Anti-Terrorism Act filing against global banks
Yesterday, symbolically the day before Remembrance Day, several plaintiffs filed suit against a number of global foreign banks based in the United States under the Anti-Terrorism Act (the “ATA“), including HSBC Holdings Plc, Barclays, Standard Chartered Bank and the Royal Bank of Scotland. The plaintiffs are seeking damages that could run in the billions of dollars for alleged acts of terrorism committed by the defendants in Iran and Iraq. The case is Freeman v.
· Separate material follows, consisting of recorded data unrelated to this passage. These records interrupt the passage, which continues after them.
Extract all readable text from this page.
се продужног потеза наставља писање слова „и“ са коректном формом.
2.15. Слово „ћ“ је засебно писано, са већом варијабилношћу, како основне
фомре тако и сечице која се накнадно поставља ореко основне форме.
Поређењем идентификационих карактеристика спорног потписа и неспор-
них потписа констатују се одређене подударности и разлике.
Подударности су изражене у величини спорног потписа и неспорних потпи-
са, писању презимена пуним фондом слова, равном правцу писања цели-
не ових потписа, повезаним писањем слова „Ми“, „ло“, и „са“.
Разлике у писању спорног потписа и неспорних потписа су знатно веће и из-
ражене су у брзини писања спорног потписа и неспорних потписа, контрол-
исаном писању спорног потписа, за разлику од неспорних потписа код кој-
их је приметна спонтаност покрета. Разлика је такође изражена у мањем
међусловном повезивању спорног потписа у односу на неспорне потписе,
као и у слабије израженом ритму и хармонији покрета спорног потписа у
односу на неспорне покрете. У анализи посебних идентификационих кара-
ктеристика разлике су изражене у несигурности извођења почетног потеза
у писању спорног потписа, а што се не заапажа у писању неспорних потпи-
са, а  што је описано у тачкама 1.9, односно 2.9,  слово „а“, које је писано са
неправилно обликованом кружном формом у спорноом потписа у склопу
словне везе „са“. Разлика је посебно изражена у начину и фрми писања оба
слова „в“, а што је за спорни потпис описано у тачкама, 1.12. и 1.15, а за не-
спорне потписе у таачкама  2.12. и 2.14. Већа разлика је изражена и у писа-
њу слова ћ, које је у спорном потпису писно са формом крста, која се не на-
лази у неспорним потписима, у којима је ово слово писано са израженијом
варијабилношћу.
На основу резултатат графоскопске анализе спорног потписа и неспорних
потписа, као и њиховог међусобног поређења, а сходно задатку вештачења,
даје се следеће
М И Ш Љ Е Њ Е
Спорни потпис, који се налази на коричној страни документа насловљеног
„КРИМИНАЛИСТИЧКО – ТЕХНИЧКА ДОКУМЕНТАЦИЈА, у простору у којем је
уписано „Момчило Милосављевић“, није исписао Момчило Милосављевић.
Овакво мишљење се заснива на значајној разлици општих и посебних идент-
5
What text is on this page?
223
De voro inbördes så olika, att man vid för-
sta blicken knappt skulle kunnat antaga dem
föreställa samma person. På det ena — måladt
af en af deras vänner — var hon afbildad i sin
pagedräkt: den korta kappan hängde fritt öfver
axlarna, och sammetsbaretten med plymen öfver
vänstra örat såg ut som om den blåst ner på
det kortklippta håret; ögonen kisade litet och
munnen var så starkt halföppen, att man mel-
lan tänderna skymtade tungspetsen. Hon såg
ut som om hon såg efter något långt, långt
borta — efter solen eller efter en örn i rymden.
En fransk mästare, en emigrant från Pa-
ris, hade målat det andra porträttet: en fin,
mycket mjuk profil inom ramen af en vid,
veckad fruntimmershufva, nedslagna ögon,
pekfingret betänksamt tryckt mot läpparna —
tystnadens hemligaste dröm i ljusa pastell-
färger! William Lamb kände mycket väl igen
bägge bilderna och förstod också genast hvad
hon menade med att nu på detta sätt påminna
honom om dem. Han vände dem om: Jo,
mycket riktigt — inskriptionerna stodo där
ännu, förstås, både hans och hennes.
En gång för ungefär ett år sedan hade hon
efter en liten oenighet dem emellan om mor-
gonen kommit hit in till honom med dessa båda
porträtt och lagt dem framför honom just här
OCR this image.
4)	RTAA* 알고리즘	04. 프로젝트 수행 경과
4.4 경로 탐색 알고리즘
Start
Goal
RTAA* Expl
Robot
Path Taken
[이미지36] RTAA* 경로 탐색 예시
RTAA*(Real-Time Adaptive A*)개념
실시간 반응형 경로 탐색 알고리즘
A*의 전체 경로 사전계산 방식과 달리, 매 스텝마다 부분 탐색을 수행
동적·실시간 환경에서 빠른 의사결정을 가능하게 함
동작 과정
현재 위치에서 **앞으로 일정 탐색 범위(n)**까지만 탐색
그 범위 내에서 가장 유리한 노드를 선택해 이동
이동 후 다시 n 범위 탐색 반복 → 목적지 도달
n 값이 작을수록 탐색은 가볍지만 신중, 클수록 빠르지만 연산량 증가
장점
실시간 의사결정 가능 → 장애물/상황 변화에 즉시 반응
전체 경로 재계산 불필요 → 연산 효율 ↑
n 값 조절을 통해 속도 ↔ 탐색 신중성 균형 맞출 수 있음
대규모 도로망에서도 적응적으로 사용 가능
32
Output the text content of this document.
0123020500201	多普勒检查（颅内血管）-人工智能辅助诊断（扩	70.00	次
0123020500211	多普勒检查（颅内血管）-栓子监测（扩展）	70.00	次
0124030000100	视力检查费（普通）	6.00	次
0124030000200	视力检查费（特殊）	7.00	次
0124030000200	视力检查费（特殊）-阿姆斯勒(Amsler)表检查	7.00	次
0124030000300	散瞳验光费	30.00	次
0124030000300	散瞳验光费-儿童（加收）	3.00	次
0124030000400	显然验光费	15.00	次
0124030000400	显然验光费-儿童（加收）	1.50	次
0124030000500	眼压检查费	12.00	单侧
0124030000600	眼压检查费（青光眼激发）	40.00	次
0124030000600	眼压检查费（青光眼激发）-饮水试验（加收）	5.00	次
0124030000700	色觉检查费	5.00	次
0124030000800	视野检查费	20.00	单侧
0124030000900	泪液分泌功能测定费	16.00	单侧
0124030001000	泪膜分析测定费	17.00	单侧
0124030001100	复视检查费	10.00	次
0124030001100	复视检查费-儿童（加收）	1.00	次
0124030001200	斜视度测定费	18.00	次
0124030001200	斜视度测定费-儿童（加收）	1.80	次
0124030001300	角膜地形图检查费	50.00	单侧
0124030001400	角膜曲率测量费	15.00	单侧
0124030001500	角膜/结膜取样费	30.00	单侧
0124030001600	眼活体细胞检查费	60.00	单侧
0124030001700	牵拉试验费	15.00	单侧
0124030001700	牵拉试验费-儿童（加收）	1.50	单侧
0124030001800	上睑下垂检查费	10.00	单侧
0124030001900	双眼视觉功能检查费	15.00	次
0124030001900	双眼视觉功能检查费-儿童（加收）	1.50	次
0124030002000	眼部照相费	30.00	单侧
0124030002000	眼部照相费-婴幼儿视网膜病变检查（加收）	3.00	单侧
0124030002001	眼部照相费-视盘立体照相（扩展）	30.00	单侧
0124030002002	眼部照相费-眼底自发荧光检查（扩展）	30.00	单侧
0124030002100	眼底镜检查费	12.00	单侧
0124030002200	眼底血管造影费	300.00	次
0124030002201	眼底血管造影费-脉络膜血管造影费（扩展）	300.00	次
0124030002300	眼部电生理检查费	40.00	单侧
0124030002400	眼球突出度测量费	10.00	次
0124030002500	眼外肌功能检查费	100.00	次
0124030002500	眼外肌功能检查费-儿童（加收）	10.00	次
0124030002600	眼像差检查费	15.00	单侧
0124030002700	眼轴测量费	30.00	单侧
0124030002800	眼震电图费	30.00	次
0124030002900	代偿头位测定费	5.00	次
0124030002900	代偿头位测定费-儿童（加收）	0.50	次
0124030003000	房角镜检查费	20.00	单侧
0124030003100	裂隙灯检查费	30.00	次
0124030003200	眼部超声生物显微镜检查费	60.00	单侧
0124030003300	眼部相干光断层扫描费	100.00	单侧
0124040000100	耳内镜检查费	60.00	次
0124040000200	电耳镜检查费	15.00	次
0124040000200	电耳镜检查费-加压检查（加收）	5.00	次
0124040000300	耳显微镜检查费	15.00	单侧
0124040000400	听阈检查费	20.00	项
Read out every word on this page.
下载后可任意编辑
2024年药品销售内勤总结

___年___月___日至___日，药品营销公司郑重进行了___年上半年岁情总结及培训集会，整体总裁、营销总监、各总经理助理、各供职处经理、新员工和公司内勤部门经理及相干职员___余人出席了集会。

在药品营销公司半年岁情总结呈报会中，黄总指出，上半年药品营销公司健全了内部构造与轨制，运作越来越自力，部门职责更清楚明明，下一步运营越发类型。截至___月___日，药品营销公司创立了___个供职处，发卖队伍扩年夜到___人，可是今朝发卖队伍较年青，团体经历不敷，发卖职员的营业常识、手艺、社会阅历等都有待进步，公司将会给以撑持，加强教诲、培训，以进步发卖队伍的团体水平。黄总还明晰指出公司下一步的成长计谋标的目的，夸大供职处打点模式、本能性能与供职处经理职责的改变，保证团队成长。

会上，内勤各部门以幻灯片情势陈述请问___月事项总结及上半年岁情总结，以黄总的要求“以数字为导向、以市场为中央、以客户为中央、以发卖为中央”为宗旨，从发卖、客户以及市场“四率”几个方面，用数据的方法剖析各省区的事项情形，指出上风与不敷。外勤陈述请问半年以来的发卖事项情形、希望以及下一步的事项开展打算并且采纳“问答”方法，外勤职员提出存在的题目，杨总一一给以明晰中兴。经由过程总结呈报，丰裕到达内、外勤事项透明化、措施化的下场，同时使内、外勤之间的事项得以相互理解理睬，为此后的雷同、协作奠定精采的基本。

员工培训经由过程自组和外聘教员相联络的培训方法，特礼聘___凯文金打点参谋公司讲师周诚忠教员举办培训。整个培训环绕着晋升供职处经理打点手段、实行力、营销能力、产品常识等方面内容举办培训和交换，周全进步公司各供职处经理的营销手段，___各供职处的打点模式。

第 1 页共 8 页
HSBC et al. and was filed in New York.
Financial support allegations
The allegations are not specifically that the banks committed direct acts of terrorism; rather that they provided financial support to listed terrorist groups in violation of sanctions laws and counter-terrorist financing laws which were a significant factor in the chain of events that led to the kidnapping and subsequent death and injury of American soldiers in Iraq from 2004 to 20011. In short, the allegations are that but for the alleged provision of financial services to Iranian entities in violation of sanctions law, terrorists would not have been capable of committing acts of terrorism that harmed the plaintiffs.
Allegations that conduct is continuing
According to the complaint, starting in 1987 and continuing today, the defendants are alleged to be conspiring with Iran to alter, falsify or omit information from payment messages (known as “stripping”) that involve Iran or Iranians to ensure the payments are shielded from detection, scrutiny or monitoring by each of law enforcement, regulators and other depository institutions in the US.
In addition to stripping, the plaintiffs are alleged to be converting MT103 SWIFT codes into MT202 SWIFT codes allegedly so that the transmitting bank does not have to disclose the originator, beneficiary and counter-parties of the financial transactions to disassociate the transactions from Iran for sanctions avoidance.
Billions allegedly transferred to Iran
As a result of the alleged conspiracy, it is alleged that Iran was able to transfer billions of dollars in US currency through the US; transfer to terrorist organizations, millions of dollars used in terrorist acts; and acquire weapons of mass destruction. The funds allegedly enabled terrorist groups to commit acts of international terrorism that caused the death or injuries of the plaintiffs. From 2002 to 2006, at least $100 million allegedly was provided to terrorists through the Bank Melli and $50 million was provided to Hezbollah.
Other banks in the line of fire
The complaint also alleges that other banks aided, and aid, the defendants in the conspiracy to evade US sanctions and they are named as John Doe Banks because through the discovery process of the litigation, their identity will be revealed as financial transactions are traced to Iran.
Such alleged conduct by the alleged defendants are, if proven, acts of terrorism and terrorist financing pursuant to 18 USC §§2331, 2339A, 2339B and 2332d and if proven, will render the defendants liable civilly pursuant to 18 USC 2333(a) of the ATA.